Multiple Agents, One Messaging App

You won't have just one agent — you'll have several. A coding helper. A research assistant. A personal coach. Your therapist's agent. Your doctor's agent. Each a separate contact, each specialized for its part of your life.

The power comes from using them through semantics you already know. Reply in the thread. Forward a note from one agent to another to get a second opinion, or send a doctor's message into your research assistant's conversation. Drop a voice message on the walk home. Start a live call when the conversation needs to be real-time. The same moves you make with human contacts work between you and agents — and between agents on your behalf.

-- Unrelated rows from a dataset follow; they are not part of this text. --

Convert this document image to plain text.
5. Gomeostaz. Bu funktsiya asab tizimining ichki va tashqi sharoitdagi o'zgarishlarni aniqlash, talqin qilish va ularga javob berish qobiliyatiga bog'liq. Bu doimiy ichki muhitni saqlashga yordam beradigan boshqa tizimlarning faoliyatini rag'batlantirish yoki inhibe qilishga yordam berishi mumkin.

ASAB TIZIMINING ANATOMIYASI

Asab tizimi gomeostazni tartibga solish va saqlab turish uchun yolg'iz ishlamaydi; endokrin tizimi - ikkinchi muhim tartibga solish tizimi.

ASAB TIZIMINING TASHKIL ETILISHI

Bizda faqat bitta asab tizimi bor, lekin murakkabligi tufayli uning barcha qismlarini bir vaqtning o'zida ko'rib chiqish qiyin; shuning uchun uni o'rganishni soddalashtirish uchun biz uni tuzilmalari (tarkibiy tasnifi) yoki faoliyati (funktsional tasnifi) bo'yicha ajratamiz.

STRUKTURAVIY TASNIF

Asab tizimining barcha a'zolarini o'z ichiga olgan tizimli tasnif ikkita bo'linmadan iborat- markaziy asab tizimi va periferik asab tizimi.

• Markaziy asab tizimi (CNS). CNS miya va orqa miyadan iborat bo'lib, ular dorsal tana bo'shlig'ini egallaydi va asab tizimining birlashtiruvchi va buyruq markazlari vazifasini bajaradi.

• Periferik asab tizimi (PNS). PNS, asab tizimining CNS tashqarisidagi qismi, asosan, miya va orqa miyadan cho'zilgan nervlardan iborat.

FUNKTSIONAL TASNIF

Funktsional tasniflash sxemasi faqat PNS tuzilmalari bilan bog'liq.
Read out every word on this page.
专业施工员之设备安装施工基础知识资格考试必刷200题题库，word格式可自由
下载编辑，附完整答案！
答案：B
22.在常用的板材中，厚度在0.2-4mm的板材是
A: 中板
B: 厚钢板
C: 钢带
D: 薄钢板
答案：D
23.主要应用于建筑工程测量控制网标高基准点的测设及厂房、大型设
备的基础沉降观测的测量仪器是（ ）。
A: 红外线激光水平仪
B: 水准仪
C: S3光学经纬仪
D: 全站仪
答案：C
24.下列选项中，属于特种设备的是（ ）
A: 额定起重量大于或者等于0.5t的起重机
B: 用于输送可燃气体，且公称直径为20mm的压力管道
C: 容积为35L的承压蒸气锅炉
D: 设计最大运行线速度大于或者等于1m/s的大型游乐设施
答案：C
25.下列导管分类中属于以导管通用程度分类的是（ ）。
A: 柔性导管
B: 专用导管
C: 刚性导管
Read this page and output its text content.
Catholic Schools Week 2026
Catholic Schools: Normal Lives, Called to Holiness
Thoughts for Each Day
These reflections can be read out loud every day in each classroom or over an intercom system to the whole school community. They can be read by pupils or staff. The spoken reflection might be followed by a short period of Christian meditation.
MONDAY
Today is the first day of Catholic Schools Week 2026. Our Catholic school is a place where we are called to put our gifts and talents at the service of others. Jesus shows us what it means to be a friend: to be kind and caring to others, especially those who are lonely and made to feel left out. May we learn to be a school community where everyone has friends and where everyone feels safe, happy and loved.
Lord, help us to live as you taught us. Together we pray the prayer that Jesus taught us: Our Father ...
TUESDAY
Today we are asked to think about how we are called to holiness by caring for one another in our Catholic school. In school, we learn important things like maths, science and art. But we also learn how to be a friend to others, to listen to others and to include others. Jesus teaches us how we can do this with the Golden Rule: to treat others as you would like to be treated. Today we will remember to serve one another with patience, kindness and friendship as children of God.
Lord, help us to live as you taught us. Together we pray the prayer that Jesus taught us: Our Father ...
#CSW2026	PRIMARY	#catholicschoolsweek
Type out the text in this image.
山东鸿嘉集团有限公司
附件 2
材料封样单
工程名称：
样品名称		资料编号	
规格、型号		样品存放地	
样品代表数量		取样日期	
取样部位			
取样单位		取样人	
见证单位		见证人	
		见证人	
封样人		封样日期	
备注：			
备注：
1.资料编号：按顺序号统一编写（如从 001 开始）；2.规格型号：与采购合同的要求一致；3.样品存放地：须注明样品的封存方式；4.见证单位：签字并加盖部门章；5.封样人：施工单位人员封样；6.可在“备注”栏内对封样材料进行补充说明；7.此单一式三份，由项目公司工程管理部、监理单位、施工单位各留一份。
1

No separate app per AI. No "which tab was I in." Your agents live alongside your human contacts, with all the same semantics, coordinating across the different parts of your life the same way you already do.

How You Build and Deploy

When you deploy an agent on Mutiro, you control every layer:

  • Personality — you write .agent_instructions.md, the document that defines who the agent is, how it talks, and what it does. This is the agent's soul, and it's always visible to you. No hidden behaviors.
  • Model — with Genie, pick the provider and model that run the agent: Gemini, Claude, GPT, Ollama, LM Studio, and other supported provider paths.
  • Tools — configure what Genie can touch. Self-hosted agents can use the default tool set or an explicit list that includes files, git, messaging, web, memory, scheduling, and opt-in runtime tools.
  • Brain — if you need a totally different brain architecture, replace Genie with another brain process.
  • Data — the conversations are yours. Read them, analyze them, audit them.
  • Access — by default only you can message your agent. You decide who else gets in.

Hosted agents run on Mutiro infrastructure. Self-hosted agents run wherever you put them: your laptop, a private server, a VM, a container, a Raspberry Pi, or another environment you operate. Mutiro handles the messaging, identity, and delivery in both cases.

Where You Use It

Web, mobile (iOS/Android), desktop (macOS/Windows/Linux), and terminal — all connect to the same conversations. Hosted agent creation and management works on mobile, web, desktop, and CLI; self-hosted agent runtime stays with the desktop app and CLI. See clients for details on each.

Mutiro has a free tier for getting started. See tiers and limits for the current limits and how to request more.

What Mutiro Is Not

  • Not another chat UI for a single LLM — it's infrastructure for AI that someone qualified owns and stands behind.
  • Not a no-code agent builder — you configure agents through owner-visible settings and instructions. Self-hosted agents expose more owner-managed files and CLI controls; hosted agents keep runtime wiring platform-managed.
  • Not anonymous hosted AI — Mutiro provides messaging, identity, ownership, and oversight. Depending on the runtime mode, the brain can run on Mutiro infrastructure or in an environment you operate.